Today I went out for a beer with a box of my old notebooks.
The box down center, not the four shelves behind it; the corpus and I have a date next month for Collage, when I cull whats worth keeping from a decades worth of shopping lists and examination notes.
What I found this evening in the box of small notepads was the most potent concentrations of my idle musings. When I was, literally, “muse-ing,” I was experimenting in letting the muse caress me with blessedly good ideas. I remember that period of my life, when I filled up three quarters of these notebooks, and I was actively practicing the art of attracting the muses attention, by allowing a vacancy in my creative space where she could come to dwell.
The effectiveness of this channelling waxed and waned, and I can measure the barometric pressure of my manifestation of the muse when I read through these old notebooks, all while delighting in the brilliant ideas I had a decade ago.
Some of them continued to grow and develop, and others perished nobly, as whetstones against which I practiced the art of conceiving.
Some few still take my breath away, and for this virtue, I cannot bear to part with my notebooks. Because I know that for all my life, an idle hour spent perusing the archaeological record of my mind’s development is worth any inconvenience of allotting the space to store such treasures.
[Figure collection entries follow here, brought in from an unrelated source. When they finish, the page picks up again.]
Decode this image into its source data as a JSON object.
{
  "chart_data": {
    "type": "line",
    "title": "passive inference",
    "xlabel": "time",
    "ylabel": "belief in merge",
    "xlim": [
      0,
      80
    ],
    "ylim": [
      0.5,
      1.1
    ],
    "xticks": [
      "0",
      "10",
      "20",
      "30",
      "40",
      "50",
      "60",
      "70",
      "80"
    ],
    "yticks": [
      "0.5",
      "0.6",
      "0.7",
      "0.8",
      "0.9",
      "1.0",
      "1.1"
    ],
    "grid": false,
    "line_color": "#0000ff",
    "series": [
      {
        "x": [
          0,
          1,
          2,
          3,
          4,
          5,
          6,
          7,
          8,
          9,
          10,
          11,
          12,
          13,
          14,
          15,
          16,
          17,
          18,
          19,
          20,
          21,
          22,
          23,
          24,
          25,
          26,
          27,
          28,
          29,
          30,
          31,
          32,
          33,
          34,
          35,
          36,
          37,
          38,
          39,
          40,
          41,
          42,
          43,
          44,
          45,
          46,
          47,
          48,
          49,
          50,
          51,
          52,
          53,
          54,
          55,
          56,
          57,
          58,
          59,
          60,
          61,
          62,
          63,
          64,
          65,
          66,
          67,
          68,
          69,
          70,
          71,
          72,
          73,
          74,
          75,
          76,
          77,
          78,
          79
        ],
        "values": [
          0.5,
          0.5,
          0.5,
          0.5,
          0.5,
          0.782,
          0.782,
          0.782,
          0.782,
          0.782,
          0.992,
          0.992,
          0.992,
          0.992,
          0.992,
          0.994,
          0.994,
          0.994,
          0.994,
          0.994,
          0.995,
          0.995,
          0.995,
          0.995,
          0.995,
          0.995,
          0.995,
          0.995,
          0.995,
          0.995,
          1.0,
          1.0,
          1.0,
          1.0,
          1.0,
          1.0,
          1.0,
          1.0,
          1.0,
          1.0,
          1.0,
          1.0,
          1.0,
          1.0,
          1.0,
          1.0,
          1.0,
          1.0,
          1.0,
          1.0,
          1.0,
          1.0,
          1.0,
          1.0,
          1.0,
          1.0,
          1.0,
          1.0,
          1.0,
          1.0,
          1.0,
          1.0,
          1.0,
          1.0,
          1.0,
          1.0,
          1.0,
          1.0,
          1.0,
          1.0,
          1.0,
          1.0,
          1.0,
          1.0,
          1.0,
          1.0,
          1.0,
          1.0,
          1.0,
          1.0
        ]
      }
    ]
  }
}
“the archaeological record of my mind’s development”
That is such a unique way to put it. I know how you feel. I’ve got at least 13 journals from the last twelve years. I consider them my legacy to those who come after me, and it is interesting to go back and read some of them.
I worry that leaving a legacy like this (shabby notebooks written in a scribbling hand) will be more work to decipher than any legacy-inheritor would care for.
I’ve often thought of mulching them when I am an old man, and planting a rosebush that grows from old poetry.